There is no doubt that being turned down for a credit card will have an effect on your credit score. However, how it affects your score depends on a couple of different factors.
Credit scores
Your credit score is a three-digit number that ranges from 300 to 850. The higher the number, the better your credit score is. Your credit report tells potential lenders how ‘trustworthy’ you are. This is why it is important that you try to obtain the highest score possible.
Your credit scores is calculated based on:
- 35% = Your payment history
- 30% = The total amount of your debt
- 15% = The duration of your credit history
- 10% = Amount of ‘new credit’ accumulated
- 10% = The different types of credit you hold
To maintain a good credit score, it is important that you keep up with your repayments, maintain low balances on all your accounts, do not apply for several lines of credit in quick succession, and only open accounts that you need.
It is also helpful to regularly check your credit report, where possible set up automatic payments, and work towards reducing any debt that you owe.
Being declined for a credit card
While it is true that your credit card application being declined will affect your score, it will not affect your score in the way you may expect.
The actual application being turned down will not directly affect your score because lenders will not necessarily be aware that this was the case. Your credit report will show ‘new credit lines’ and ‘accounts held,’ so a lender could compare this list to determine how many ‘new lines’ did not become ‘accounts held.’ But, they will not know why this was the case, you could have turned the credit down rather than the lender turning you down.
How will my score be affected?
The answer depends on how good your score is, and how many ‘new credit lines’ you have applied for recently.
If you have a healthy credit score and have only applied for a couple of cards recently, then the effect on your credit score will most likely be insignificant enough to cause any real damage to your score. Ensure that you wait at least 6-18 months before applying for more credit, and that you continue to use your existing credit responsibly.
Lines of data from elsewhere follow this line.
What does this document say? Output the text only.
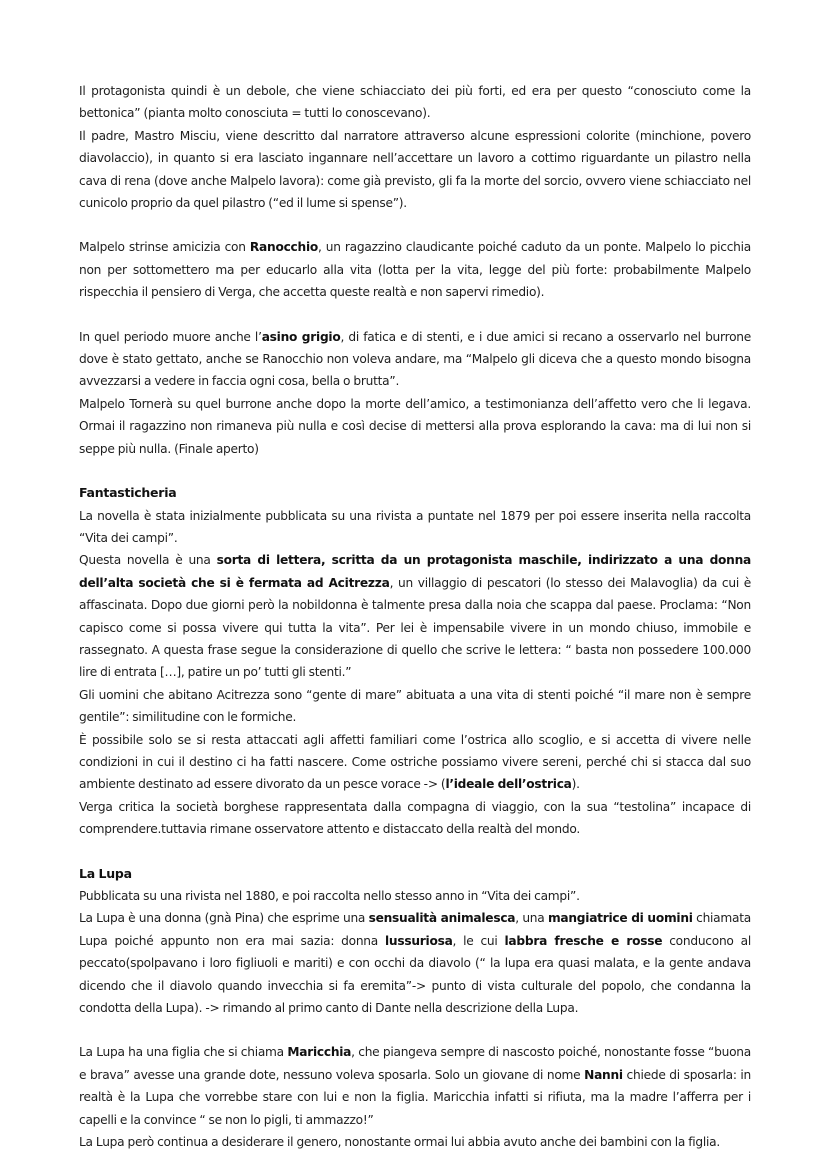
Il protagonista quindi è un debole, che viene schiacciato dei più forti, ed era per questo “conosciuto come la bettonica” (pianta molto conosciuta = tutti lo conoscevano).

Il padre, Mastro Misciu, viene descritto dal narratore attraverso alcune espressioni colorite (minchione, povero diavolaccio), in quanto si era lasciato ingannare nell’accettare un lavoro a cottimo riguardante un pilastro nella cava di rena (dove anche Malpelo lavora): come già previsto, gli fa la morte del sorcio, ovvero viene schiacciato nel cunicolo proprio da quel pilastro (“ed il lume si spense”).

Malpelo strinse amicizia con Ranocchio, un ragazzino claudicante poiché caduto da un ponte. Malpelo lo picchia non per sottomettero ma per educarlo alla vita (lotta per la vita, legge del più forte: probabilmente Malpelo rispecchia il pensiero di Verga, che accetta queste realtà e non sapervi rimedio).

In quel periodo muore anche l’asino grigio, di fatica e di stenti, e i due amici si recano a osservarlo nel burrone dove è stato gettato, anche se Ranocchio non voleva andare, ma “Malpelo gli diceva che a questo mondo bisogna avvezzarsi a vedere in faccia ogni cosa, bella o brutta”.

Malpelo Tornerà su quel burrone anche dopo la morte dell’amico, a testimonianza dell’affetto vero che li legava. Ormai il ragazzino non rimaneva più nulla e così decise di mettersi alla prova esplorando la cava: ma di lui non si seppe più nulla. (Finale aperto)

Fantasticheria

La novella è stata inizialmente pubblicata su una rivista a puntate nel 1879 per poi essere inserita nella raccolta “Vita dei campi”.

Questa novella è una sorta di lettera, scritta da un protagonista maschile, indirizzato a una donna dell’alta società che si è fermata ad Acitrezza, un villaggio di pescatori (lo stesso dei Malavoglia) da cui è affascinata. Dopo due giorni però la nobildonna è talmente presa dalla noia che scappa dal paese. Proclama: “Non capisco come si possa vivere qui tutta la vita”. Per lei è impensabile vivere in un mondo chiuso, immobile e rassegnato. A questa frase segue la considerazione di quello che scrive le lettera: “ basta non possedere 100.000 lire di entrata […], patire un po’ tutti gli stenti.”

Gli uomini che abitano Acitrezza sono “gente di mare” abituata a una vita di stenti poiché “il mare non è sempre gentile”: similitudine con le formiche.

È possibile solo se si resta attaccati agli affetti familiari come l’ostrica allo scoglio, e si accetta di vivere nelle condizioni in cui il destino ci ha fatti nascere. Come ostriche possiamo vivere sereni, perché chi si stacca dal suo ambiente destinato ad essere divorato da un pesce vorace -> (l’ideale dell’ostrica).

Verga critica la società borghese rappresentata dalla compagna di viaggio, con la sua “testolina” incapace di comprendere.tuttavia rimane osservatore attento e distaccato della realtà del mondo.

La Lupa

Pubblicata su una rivista nel 1880, e poi raccolta nello stesso anno in “Vita dei campi”.

La Lupa è una donna (gnà Pina) che esprime una sensualità animalesca, una mangiatrice di uomini chiamata Lupa poiché appunto non era mai sazia: donna lussuriosa, le cui labbra fresche e rosse conducono al peccato(spolpavano i loro figliuoli e mariti) e con occhi da diavolo (“ la lupa era quasi malata, e la gente andava dicendo che il diavolo quando invecchia si fa eremita”-> punto di vista culturale del popolo, che condanna la condotta della Lupa). -> rimando al primo canto di Dante nella descrizione della Lupa.

La Lupa ha una figlia che si chiama Maricchia, che piangeva sempre di nascosto poiché, nonostante fosse “buona e brava” avesse una grande dote, nessuno voleva sposarla. Solo un giovane di nome Nanni chiede di sposarla: in realtà è la Lupa che vorrebbe stare con lui e non la figlia. Maricchia infatti si rifiuta, ma la madre l’afferra per i capelli e la convince “ se non lo pigli, ti ammazzo!”

La Lupa però continua a desiderare il genero, nonostante ormai lui abbia avuto anche dei bambini con la figlia.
If your credit score isn’t great and you have applied for several ‘credit lines’ in a short space of time, then the damage to your credit score will be more significant. If this is the case, then you should focus more on repairing your score than obtaining further credit. The higher your credit score, the more likely you are to be approved for credit in the future.
Conclusion
Your credit score is what lenders use to determine if you are considered ‘trustworthy’ enough to repay debts on time. Your credit score will be in the range of 300-850. The higher your score, the more reliable you are considered.
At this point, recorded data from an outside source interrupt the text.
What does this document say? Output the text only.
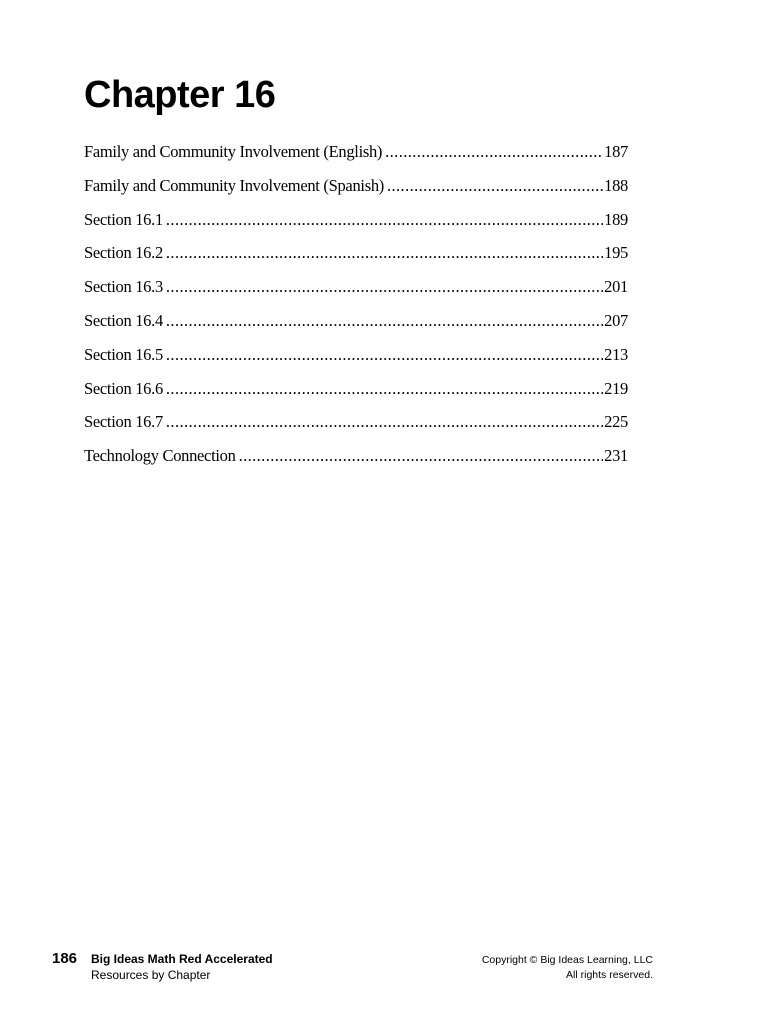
Chapter 16
Family and Community Involvement (English) .....	187
Family and Community Involvement (Spanish) .....	188
Section 16.1 .....	189
Section 16.2 .....	195
Section 16.3 .....	201
Section 16.4 .....	207
Section 16.5 .....	213
Section 16.6 .....	219
Section 16.7 .....	225
Technology Connection .....	231
186 Big Ideas Math Red Accelerated
Resources by Chapter
Copyright © Big Ideas Learning, LLC
All rights reserved.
There are several factors involved when calculating your credit score. However, the biggest influence is your payment history.
This hard inquiry is reflected in your credit report. But such inquiries form only 10% of your credit score.
Other factors are taken into consideration, such as how much you owe, and the length of your credit history.
In case your loan or credit card application is rejected, it is important to look into the reason. Every year you’re able to get a copy of your credit report from the credit reporting agencies. This right is covered under the Fair Credit Reporting Act. Read through your report carefully, and follow up any discrepancies with the credit agencies right away.